Ruthenium nanofibers as efficient counter electrodes for dye-sensitized solar cells

The counter electrode has a strong influence on the photovoltaic performance of dye-sensitized solar cells (DSSCs). Thus, we introduce a novel approach where Ru nanofibers consisting of nano-sized grains are used instead of the typical Pt counter electrodes for DSSCs. The Ru nanofibers can be successfully prepared via electrospinning followed by post-calcination and hydrogen reduction. This sequential approach provides a novel nanoarchitecture. This architecture consists of nano-sized grains and a unique network structure, which affords high electrical conductivity. The resultant Ru nanofibers exhibit properties of improved photovoltaic performance: (I) lower charge transfer resistance (12.5 Ω cm^− 2), (II) higher short-circuit current density (14.77 mA cm^− 2), and (III) higher photovoltaic conversion efficiency (6.23%), which is comparable to a commercial Pt counter electrode.

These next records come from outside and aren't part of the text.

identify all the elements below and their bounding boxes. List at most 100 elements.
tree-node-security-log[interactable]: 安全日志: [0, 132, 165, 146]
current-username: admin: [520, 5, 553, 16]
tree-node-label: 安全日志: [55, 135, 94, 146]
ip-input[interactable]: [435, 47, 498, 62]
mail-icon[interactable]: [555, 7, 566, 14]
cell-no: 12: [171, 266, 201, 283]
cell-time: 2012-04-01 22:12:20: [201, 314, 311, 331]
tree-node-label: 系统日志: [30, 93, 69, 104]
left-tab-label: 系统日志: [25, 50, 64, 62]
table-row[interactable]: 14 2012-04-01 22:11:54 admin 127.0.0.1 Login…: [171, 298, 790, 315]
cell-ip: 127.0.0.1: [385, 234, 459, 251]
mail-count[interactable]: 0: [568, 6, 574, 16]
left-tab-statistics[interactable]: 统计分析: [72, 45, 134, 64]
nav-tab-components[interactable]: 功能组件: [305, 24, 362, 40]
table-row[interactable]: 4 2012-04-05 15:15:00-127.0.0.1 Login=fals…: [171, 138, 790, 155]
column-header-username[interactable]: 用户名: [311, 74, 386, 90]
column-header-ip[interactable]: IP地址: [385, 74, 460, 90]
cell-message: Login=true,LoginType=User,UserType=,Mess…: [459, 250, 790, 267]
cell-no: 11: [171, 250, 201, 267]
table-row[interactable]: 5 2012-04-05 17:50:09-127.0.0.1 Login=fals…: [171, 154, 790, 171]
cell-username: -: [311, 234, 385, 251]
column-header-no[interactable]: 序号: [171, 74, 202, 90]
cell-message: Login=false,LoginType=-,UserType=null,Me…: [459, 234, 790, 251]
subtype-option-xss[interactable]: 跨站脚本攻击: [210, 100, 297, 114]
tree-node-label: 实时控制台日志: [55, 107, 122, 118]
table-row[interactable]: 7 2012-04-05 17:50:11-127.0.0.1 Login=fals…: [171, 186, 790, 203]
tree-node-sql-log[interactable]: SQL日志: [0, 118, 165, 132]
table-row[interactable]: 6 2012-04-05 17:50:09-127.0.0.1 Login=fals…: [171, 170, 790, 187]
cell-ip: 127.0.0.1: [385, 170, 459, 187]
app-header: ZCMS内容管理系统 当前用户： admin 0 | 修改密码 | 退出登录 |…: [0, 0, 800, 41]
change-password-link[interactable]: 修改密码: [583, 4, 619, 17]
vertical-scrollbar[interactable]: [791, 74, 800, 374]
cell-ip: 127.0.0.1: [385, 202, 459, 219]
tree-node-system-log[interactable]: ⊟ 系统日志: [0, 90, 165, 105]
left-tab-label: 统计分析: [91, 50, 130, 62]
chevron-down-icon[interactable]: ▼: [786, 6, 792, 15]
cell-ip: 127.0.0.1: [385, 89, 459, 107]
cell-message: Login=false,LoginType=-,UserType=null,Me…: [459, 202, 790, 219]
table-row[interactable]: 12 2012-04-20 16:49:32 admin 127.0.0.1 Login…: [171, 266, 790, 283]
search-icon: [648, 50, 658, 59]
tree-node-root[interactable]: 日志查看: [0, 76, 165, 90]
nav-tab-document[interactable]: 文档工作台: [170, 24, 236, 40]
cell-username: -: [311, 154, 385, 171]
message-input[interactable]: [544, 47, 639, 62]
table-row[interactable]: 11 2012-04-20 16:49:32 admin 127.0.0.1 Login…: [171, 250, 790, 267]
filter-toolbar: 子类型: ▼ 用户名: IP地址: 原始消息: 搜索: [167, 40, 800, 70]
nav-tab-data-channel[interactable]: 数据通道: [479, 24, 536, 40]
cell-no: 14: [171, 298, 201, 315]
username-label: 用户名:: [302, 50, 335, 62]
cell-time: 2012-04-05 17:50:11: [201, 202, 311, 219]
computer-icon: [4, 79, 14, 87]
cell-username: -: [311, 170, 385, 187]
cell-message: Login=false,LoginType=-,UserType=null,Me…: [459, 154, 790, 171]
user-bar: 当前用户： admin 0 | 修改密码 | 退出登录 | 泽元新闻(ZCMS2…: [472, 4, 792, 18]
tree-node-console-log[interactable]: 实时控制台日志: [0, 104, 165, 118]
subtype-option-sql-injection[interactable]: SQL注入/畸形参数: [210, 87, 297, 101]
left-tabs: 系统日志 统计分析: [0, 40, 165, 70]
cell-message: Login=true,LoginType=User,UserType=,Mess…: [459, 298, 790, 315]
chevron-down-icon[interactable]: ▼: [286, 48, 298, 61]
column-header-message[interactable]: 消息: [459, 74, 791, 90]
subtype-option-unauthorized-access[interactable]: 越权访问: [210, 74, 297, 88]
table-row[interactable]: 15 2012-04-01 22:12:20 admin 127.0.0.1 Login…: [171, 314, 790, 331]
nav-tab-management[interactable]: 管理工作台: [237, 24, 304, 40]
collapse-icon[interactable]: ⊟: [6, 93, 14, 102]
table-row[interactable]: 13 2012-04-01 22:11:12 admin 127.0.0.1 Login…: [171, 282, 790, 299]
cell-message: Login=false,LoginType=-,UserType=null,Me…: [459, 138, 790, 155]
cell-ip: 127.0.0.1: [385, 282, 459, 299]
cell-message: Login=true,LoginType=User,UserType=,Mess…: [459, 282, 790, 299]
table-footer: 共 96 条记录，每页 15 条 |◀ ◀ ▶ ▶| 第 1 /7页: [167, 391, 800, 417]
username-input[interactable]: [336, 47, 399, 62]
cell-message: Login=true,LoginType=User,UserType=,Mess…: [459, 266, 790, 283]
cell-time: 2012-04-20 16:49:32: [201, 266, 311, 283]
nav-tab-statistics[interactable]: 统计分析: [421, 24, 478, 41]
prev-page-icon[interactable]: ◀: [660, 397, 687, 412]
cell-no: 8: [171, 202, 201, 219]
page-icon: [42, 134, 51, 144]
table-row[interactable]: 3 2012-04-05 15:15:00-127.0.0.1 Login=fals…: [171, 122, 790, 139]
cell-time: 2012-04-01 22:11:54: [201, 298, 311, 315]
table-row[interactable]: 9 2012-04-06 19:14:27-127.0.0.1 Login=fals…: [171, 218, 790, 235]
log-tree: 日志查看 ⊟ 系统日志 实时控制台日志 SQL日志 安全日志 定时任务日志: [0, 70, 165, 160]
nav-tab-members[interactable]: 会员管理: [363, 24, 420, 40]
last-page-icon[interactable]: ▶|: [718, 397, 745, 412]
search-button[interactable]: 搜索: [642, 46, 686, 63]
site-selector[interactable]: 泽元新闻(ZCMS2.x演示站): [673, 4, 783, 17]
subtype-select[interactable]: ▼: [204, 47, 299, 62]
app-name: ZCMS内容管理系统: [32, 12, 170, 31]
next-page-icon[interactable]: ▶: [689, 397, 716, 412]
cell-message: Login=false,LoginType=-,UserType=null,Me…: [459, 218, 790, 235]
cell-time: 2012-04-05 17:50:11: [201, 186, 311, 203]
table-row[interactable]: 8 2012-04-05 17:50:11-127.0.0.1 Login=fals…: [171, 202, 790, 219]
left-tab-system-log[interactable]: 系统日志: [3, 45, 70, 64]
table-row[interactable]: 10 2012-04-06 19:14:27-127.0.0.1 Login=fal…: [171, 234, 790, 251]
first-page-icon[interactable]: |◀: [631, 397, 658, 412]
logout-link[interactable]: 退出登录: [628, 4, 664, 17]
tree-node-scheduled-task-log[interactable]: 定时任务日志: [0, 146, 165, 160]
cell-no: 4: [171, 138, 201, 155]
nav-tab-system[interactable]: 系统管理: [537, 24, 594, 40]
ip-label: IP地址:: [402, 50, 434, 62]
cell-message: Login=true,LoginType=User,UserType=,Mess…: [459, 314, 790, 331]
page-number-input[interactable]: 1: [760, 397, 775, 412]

The improved photovoltaic performance of the counter electrode in the DSSC is attributed to the combined effects of small grain size which results in a high number of electrochemical sites, high electrical conductivity that leads to improved electrocatalytic activity, and a unique network structure that allows for rapid electron transfer and rapid diffusion of the electrolyte.